■「この遺跡は、慈仙寺内にあった広島藩浅野家御年寄岡本宮内の墓であり、原爆により、墓の笠にあたる相輪が飛び崩れたものである」説明看板より
■平和公園の北の端である、本川と元安川に分かれるこのあたりは、慈仙寺という浄土真宗西山派のお寺があったそうです。
■この墓石の建立は1689年、浅野藩の重役クラスで、どっしりした土台に墓石があり、その上に五輪があったそうです。それが散乱しています。この墓石は被爆した墓であり、散乱の様子は爆風のすさまじさを伝えています。この場所は当時のままで、この低い場所が当時の中島町の地面だったそうです。
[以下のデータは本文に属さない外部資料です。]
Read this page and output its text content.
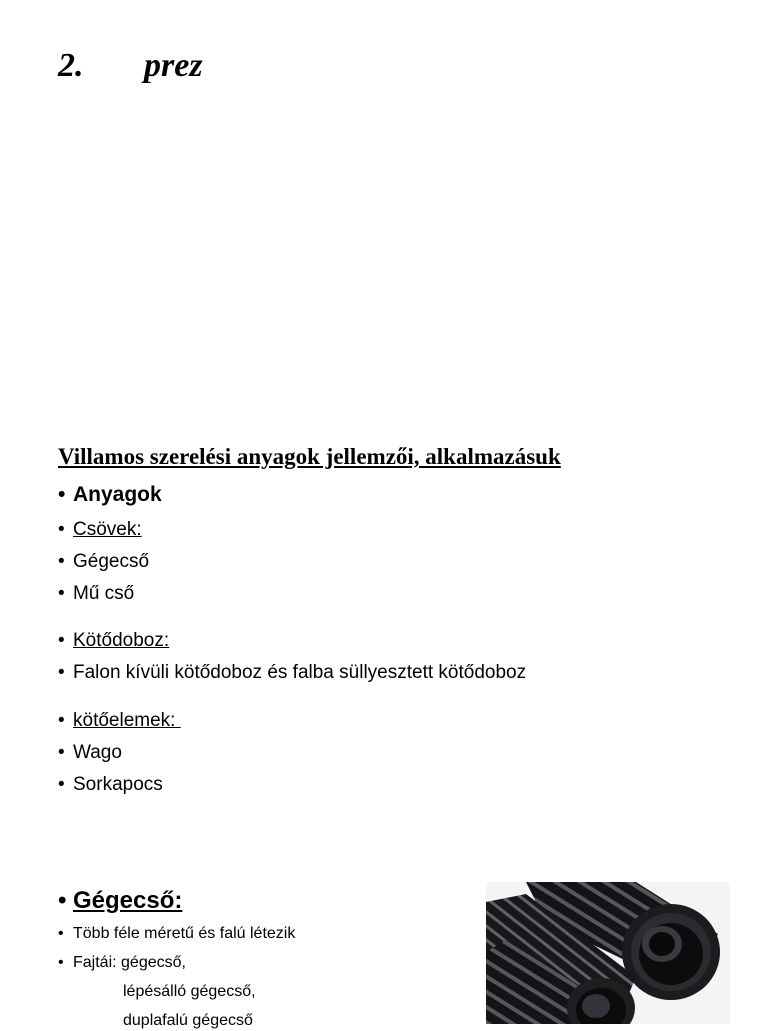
2. prez
Villamos szerelési anyagok jellemzői, alkalmazásuk

• Anyagok

• Csövek:

• Gégecső

• Mű cső

• Kötődoboz:

• Falon kívüli kötődoboz és falba süllyesztett kötődoboz

• kötőelemek:

• Wago

• Sorkapocs

• Gégecső:

• Több féle méretű és falú létezik

• Fajtái: gégecső,

lépésálló gégecső,

duplafalú gégecső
■平和公園建設当時、亡くなられた方の遺骨がたくさん掘り出されたそうです。しかし、今もなおこの辺りには掘り出されていない遺骨が眠っていると言われています。
☆この遺跡は平和公園内にあります。でも、あまり目立ちません。遠くから見るとまるで水のない池のように見えます。気をつけて見なければ置き忘れた石がただ散乱しているだけのように見えます。
きれいな緑に覆われた平和公園。しかし以前ここが町であったことを静かに語る墓石。ある意味では、小さな原爆ドームかもしれません。多くの説明がないため見過ごされがちですが、当時のようすを今も語り続けています。